Gross domestic product in the U.K. rose 0.1 percent in the fourth quarter, pulling the country out of its longest recession on record. The Office for National Statistics said "the increase in output was due mainly to increases in distribution, hotels and restaurants and government and other services."

The service industry which makes up 76 percent of the country's GDP, grew 0.1 percent on the quarter. But as Bloomberg reports, the growth of 0.1 percent was much smaller than most analysts had expected:

"It's clearly disappointing," Simon Hayes, chief U.K. economist at Barclays Capital and a former Bank of England official, said in a telephone interview. "The recovery is going to be uneven. I think the Bank of England will halt quantitative easing in February, but if we don't see sustained growth it's likely we may see them extend it in the middle of the year."

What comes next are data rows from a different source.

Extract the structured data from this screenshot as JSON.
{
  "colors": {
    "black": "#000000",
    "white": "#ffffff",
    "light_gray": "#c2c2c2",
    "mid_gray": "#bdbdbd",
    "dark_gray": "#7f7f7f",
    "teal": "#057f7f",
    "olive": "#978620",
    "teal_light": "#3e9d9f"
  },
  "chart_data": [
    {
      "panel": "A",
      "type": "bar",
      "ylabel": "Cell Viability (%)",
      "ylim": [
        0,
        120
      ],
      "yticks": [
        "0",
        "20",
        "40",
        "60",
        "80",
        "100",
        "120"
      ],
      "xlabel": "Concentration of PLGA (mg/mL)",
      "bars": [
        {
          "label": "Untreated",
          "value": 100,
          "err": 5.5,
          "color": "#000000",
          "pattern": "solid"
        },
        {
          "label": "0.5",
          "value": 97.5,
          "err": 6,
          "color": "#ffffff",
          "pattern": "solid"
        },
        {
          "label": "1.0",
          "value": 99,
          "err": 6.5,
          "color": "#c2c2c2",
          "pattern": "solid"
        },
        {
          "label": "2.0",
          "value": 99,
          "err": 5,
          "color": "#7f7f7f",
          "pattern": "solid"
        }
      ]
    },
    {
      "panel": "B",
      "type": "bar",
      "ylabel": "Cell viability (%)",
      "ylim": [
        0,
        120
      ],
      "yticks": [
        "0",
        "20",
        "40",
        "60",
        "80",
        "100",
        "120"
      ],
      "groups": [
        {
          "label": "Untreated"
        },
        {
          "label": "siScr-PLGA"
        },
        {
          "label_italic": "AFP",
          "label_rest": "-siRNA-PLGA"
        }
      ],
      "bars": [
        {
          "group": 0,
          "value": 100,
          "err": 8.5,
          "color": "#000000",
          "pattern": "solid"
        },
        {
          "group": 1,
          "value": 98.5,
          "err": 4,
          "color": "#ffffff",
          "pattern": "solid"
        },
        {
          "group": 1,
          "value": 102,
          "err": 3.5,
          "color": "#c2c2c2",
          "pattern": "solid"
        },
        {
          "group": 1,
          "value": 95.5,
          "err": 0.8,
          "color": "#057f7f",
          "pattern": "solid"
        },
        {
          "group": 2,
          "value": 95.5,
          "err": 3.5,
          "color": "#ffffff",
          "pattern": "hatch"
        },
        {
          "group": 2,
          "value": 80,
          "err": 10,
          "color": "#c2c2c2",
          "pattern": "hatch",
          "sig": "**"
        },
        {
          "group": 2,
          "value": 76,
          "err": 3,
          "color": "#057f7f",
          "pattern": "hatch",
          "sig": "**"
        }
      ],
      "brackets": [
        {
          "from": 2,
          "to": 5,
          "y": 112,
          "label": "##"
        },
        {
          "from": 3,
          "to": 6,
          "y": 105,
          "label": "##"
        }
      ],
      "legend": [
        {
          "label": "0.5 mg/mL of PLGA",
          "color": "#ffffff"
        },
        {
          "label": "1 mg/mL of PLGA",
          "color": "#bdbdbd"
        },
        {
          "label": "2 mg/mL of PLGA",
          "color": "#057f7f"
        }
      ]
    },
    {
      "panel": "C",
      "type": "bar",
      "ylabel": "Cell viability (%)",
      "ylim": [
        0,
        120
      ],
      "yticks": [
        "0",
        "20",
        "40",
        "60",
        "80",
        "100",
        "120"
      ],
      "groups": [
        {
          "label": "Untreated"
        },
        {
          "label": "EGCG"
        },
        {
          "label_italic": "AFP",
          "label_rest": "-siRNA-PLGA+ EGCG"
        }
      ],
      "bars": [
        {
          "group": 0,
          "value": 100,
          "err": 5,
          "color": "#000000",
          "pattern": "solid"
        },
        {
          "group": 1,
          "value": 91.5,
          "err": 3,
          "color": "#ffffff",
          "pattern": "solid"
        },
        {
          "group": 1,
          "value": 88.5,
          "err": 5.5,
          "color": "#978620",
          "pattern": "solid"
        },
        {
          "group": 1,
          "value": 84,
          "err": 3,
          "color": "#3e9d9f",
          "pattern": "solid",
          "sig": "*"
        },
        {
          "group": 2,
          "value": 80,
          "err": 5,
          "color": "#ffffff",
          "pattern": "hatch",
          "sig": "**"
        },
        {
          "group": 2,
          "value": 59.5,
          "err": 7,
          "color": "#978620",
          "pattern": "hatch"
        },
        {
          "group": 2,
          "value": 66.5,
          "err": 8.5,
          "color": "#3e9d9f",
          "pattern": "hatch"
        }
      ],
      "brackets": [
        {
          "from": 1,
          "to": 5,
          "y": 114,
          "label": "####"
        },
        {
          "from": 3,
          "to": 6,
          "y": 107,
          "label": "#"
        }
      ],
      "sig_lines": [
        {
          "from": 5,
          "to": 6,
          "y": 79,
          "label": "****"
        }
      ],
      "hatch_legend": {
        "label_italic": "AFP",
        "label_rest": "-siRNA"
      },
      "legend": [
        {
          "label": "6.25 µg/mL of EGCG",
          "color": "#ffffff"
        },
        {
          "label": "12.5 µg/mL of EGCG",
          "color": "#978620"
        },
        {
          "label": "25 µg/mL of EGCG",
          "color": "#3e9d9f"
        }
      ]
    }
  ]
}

The U.K. economy shrank 4.8 percent in 2009, the biggest drop since records began in 1949.

The latest S&P Case Shiller index shows that home prices in 20 major U.S. cities fell 5.3 percent year over year in November. It's hard to find bright spot in these numbers but the index tries: "[this] is the third consecutive month these statistics have registered single digit declines, after 20 consecutive months of double digit declines." Only five markets in the index saw price increases in November while four cities, Charlotte, Las Vegas, Seattle and Tampa posted new record lows.